In our recent KDD paper, with Polina Rozenshtein, Aris Anagnostopoulos, and Nikolaj Tatti, we worked on the problem of finding events in graphs. We abstracted the event-finding problem with the following simple formulation: Given a graph with node weights and edge distances, find a subset of nodes (the event) that have large sum of weights and are well connected. In the paper we showed how to use this formulation to find interesting events in real-world datasets. For example, using data crawled from the Barcelona public bike-sharing system, we are able to find the time and place of various city festivals, such as the Primavera Sound music festival, on June 1, 2012 (left figure below), and the neighborhood festival of Poblenou, on September 18, 2012 (right figure).
In addition to getting this kind of nice figures, the paper makes some interesting algorithmic connections, which I would like to discuss here. First, let’s go back to the objective function and see what it means for the nodes of the event subgraph to be well connected. There are many ways to express this. One way that we consider in the paper is to ask to minimize the sum of distances over all pairs of nodes in the subgraph. Since we also want to find nodes with large weights, we can combine the two objectives by asking to maximize the sum of node weights minus the sum of all pairwise distances (plus some constant term to ensure that the objective is non-negative).
This resembles the densest-subgraph problem. While in general finding dense subgraphs is a very difficult computational task, there is one formulation that is “easy.” In particular, it is possible to find in polynomial time a subgraph with maximum average degree. This was shown in 1984 by Andrew Goldberg, in a technical report, and the proof involves a very pretty mapping of the density problem to the min-cut problem.

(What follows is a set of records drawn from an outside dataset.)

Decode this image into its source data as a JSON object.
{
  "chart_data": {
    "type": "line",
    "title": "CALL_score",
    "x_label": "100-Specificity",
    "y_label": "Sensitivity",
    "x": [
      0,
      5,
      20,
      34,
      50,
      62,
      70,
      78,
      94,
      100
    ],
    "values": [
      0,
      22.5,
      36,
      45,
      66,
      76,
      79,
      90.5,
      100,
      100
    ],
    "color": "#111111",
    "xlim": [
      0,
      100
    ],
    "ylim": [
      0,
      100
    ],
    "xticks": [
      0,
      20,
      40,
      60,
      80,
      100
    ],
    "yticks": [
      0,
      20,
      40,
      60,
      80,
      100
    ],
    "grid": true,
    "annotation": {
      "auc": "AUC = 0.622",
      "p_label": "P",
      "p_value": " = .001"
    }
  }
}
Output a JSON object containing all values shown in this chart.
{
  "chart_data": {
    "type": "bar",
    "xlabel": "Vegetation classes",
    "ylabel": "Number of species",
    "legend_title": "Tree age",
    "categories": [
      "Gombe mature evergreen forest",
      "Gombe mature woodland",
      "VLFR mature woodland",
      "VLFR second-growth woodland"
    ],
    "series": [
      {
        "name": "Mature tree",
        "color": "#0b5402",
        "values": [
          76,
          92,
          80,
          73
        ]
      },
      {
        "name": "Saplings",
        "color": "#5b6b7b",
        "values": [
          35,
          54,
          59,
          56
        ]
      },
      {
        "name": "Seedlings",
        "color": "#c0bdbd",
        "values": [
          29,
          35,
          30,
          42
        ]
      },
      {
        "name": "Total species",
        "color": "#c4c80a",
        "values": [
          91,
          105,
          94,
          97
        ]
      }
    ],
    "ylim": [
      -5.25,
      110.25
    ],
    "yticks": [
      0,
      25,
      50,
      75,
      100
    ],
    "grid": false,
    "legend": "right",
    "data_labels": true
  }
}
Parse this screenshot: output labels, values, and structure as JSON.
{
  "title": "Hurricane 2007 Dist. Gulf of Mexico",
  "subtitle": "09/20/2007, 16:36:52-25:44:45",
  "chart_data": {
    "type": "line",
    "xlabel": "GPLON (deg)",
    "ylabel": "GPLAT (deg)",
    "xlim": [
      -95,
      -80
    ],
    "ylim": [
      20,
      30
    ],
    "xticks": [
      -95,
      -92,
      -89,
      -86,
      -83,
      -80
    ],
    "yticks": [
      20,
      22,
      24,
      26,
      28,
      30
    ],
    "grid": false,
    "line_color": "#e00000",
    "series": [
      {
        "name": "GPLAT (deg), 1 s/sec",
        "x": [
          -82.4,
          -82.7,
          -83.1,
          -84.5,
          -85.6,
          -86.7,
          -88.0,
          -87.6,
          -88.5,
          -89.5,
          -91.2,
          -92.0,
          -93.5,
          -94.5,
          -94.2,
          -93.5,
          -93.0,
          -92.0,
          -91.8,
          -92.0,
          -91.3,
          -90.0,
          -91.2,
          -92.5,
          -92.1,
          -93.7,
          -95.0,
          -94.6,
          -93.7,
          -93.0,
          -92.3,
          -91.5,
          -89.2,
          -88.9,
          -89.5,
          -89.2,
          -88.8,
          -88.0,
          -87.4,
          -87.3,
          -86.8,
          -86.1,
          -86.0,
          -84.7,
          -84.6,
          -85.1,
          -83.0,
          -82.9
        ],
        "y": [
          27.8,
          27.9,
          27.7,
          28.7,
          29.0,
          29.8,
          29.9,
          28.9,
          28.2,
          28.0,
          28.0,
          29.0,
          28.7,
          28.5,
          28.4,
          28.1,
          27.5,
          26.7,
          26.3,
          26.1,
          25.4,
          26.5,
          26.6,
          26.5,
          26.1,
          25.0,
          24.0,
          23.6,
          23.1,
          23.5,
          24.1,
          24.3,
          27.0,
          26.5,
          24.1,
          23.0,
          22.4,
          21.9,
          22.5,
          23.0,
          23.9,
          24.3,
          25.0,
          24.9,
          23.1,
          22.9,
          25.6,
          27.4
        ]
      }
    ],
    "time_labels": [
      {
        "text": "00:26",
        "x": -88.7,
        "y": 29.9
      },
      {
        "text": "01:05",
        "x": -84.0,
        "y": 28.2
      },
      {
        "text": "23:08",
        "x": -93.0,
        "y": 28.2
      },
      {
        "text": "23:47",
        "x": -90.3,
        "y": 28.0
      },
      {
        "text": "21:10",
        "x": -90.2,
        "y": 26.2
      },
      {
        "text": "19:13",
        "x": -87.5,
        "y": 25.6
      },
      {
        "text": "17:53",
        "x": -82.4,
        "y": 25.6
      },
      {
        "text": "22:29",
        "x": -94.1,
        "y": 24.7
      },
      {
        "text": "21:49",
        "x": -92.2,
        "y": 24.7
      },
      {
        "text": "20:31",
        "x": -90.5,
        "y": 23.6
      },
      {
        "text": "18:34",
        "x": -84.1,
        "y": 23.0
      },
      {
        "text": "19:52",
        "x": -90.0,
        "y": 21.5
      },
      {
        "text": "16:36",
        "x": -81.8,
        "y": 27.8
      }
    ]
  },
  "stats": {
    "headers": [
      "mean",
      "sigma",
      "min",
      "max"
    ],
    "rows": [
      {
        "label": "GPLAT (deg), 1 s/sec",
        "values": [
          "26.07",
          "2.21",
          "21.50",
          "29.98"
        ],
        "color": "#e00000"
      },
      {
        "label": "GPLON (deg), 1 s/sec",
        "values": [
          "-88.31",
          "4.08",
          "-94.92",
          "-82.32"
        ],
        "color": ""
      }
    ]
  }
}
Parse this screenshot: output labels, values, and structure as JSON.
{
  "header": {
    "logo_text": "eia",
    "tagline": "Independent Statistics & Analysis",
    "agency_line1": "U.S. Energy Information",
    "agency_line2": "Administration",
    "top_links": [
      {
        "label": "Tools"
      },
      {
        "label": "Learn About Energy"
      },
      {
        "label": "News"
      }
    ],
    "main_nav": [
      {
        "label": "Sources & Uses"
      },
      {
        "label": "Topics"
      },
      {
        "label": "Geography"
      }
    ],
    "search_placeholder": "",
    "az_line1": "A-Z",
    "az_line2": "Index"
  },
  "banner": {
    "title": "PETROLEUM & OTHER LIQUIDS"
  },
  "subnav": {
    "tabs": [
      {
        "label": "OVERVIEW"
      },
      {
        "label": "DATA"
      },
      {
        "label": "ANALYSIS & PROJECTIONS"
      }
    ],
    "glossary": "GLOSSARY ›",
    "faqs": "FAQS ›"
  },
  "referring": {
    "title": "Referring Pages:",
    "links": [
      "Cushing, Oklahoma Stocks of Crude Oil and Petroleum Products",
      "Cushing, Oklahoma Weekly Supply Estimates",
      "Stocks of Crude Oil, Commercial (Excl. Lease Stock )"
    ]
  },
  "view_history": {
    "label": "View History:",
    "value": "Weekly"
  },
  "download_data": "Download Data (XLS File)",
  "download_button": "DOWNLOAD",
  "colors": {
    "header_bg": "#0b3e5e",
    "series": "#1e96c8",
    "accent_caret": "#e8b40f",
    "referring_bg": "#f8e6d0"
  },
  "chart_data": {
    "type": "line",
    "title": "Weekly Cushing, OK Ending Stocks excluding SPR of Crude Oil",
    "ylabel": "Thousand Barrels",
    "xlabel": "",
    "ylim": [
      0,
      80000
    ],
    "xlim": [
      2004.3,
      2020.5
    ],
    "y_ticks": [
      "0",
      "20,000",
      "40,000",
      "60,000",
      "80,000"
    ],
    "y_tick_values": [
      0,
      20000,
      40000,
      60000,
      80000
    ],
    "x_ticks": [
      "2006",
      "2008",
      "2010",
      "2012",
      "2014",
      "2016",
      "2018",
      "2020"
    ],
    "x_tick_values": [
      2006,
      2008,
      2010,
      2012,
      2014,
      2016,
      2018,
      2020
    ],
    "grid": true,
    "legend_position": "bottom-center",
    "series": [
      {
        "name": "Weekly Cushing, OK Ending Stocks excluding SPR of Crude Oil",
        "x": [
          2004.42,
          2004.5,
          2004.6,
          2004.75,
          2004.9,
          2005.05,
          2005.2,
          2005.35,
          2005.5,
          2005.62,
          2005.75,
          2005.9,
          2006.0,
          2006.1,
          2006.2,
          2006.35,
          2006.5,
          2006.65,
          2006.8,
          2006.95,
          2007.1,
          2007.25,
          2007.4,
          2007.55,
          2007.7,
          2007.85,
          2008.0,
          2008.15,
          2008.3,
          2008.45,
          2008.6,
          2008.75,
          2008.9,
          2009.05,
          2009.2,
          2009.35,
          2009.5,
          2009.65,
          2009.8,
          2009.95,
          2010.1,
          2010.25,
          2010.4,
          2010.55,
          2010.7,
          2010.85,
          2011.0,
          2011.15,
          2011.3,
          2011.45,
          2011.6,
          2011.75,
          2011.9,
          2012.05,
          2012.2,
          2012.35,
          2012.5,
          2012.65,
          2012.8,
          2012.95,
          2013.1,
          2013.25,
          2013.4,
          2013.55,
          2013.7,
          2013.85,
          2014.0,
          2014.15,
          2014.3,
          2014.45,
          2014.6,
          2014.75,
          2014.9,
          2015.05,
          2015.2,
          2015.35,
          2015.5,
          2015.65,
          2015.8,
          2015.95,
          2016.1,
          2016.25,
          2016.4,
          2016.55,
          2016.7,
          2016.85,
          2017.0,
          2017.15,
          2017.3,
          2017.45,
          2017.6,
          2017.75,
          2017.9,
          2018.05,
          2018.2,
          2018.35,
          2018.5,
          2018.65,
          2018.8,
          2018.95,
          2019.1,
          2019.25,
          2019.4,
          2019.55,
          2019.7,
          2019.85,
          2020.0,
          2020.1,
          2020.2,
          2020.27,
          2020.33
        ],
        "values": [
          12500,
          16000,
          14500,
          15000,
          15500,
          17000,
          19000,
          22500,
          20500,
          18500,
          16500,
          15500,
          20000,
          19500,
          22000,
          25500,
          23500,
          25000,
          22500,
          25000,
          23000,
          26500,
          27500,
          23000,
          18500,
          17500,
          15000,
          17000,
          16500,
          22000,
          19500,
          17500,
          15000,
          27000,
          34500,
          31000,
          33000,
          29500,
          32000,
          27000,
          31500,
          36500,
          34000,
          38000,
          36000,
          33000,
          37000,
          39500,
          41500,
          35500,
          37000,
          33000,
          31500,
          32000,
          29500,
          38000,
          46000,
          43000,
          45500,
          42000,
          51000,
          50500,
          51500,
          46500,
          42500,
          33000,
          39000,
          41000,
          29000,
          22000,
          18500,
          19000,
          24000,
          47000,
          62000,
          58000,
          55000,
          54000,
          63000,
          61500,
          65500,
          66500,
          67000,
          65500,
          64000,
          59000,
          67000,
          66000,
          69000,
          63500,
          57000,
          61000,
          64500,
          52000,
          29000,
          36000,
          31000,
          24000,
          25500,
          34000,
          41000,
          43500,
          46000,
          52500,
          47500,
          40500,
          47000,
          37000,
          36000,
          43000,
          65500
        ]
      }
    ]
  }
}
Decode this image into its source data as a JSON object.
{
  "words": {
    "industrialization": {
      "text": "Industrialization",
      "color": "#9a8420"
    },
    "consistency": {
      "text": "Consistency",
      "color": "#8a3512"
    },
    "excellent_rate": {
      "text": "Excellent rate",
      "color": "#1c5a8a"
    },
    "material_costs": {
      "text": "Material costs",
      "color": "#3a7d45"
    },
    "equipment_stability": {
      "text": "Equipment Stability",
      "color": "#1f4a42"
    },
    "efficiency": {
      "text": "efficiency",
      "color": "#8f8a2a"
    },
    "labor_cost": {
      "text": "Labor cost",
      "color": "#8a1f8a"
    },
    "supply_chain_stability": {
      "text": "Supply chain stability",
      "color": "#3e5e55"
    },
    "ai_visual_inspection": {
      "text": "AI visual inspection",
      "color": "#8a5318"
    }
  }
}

Inspired by Goldberg’s technique, we can map the event-finding problem to a graph cut problem, but this time to max-cut. This is an important difference, since while the min-cut problem is polynomially-time solvable, the max-cut problem is NP-hard. But an approximation algorithm, due to Goemans and Williamson, which is based on the semidefinite-programming (SDP) method, provides an approximation guarantee of 0.878 for the max-cut problem. So by applying Goldberg’s technique we can map our problem to max-cut, and then we can use the SDP method to obtain the same approximation factor of 0.878. Pretty neat.
What about practical considerations? Solving SDPs is not scalable to very large graphs. Hopefully, one can show that our objective function is submodular, so we can apply a greedy randomized algorithm and get an approximation guarantee of 1/2. And while the SDP method is theoretically superior, in practice the greedy is as good.